Thursday, August 14, 2014
Hi Ho Hi Ho, it's off to war we go
I’m a middle child. Popular psychology enthusiasts have come up with a variety of characteristics that are common to people who are first born, last born, and everything in between. According to www.middlechildpersonality.com: “Middle children are peacekeepers by default. They are the mediators.” There’s truth in that description for me, though I’m not totally convinced my traits are due to birth order. Even during the dozen plus years that I was away from the Church, I’ve objected to war and preferred peaceful solutions. As a person of faith the Church provides a natural framework to oppose war. That doesn’t mean all religious people are pacifists. In fact, most aren’t. Many of the wars throughout the ages have been over issues of God.
Differences in Christianity have been used as a reason to go to war, so much so that much of Europe’s map exists because of the various wars over the centuries. In the Middle East the Palestinians and the Israelis have been fighting for what seems like the beginning of time. An Islamic jihad is now wielded as justification for attacks by some countries and groups against others. There’s liturgical support for such actions in each denomination., whether it be the Bible, the Torah or the Quran. There’s also liturgical support opposing such violence as well. How to choose whether to address conflict with bombs or other methods is the challenge that faces political leaders.
The United States came into being with explorers and founders who didn’t want to see the country devolve into factions over religion. They fled Europe in part to avoid religious battles. The result is that the very first Amendment to the Constitution guarantees that the Government will not make any law respecting the establishment of or impeding the free exercise of religion. Over time the pendulum of how courts have interpreted this has swung in various directions. More recent decisions seem to weigh closer towards having religion be a core part of public life. Certainly the leaders have.
George W. Bush said that the invasion of Iraq was “willed by God.” The 43rd President throughout his tenure often used Bible quotes as justification for many things – but especially in matters of war. In contrast Barack Obama won the Presidency thanks in part to a passionate opposition to the U.S. invasions of Iraq and Afghanistan. In fact, one of his Administration’s successes has been fulfilling Obama’s pledge to remove American troops from Iraq. He won the Nobel Peace Prize in anticipation of those actions. It’s been a short lived victory.
On August 7, 2014 the President authorized airstrikes in Iraq. “We do whatever is necessary to protect our people.
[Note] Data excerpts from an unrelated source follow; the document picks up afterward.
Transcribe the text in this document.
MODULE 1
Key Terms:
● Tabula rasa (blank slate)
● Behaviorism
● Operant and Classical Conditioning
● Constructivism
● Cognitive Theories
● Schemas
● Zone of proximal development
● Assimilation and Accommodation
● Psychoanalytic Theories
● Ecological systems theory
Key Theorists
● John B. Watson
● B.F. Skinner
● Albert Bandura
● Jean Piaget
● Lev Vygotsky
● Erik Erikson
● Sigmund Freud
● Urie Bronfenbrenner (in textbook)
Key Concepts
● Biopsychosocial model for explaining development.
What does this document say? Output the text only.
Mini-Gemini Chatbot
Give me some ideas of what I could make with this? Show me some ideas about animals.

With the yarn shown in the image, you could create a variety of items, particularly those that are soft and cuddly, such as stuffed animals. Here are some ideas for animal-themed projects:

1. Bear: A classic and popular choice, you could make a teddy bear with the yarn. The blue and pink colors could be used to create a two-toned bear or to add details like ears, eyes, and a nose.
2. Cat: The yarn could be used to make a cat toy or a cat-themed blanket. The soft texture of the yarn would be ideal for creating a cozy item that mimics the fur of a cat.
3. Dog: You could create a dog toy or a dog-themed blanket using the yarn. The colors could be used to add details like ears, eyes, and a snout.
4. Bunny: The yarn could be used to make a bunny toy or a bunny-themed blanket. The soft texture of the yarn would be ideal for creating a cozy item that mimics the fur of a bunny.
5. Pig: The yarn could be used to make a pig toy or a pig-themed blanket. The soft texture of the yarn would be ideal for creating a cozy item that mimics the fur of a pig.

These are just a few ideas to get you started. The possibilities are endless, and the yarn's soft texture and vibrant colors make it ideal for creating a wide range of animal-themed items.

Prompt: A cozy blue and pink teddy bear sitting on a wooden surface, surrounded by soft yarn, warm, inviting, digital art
We support our allies when they're in danger," Obama said. According to UPI: “The announcement comes as religious minorities in Iraq, including Christians, fled Sunni Muslim militants operating under the name the Islamic State, formerly known as the Islamic State of Iraq and Syria, or ISIS.”
For six years the Obama Administration worked to get Americans out of the country. Having succeeded in that, there shouldn't be any of “our people” there to "protect." As to supporting “our allies?” Syria rebels and many African conflicts are quick examples where the same justification could be used, but hasn’t been.
Pundits, spin-masters and various other talking heads wrap themselves into a pretzel-like contortion in explaining how putting American military personnel and dropping bombs isn’t war. The dictionary definition of war is: “a conflict carried on by force of arms.” In less than a week nearly 1,000 U.S. military personnel have been deployed to Iraq. U.S. bombs are being used to kill people. It may be justified as humanitarian, but it’s war nonetheless.
Article 1, Section 8, Clause 11 of the U.S. Constitution states “The Congress shall have Power To declare War.” World War II was the last time the Congress officially declared war. This Congress, which can’t seem to agree on anything, isn’t likely to break the decades long pattern of allowing the Executive Branch to usurp this responsibility. That’s particularly ironic given the lawsuit filed against the Administration for not following the law. I digress. I guess bombing Iraq means that Barack Obama isn’t a middle child?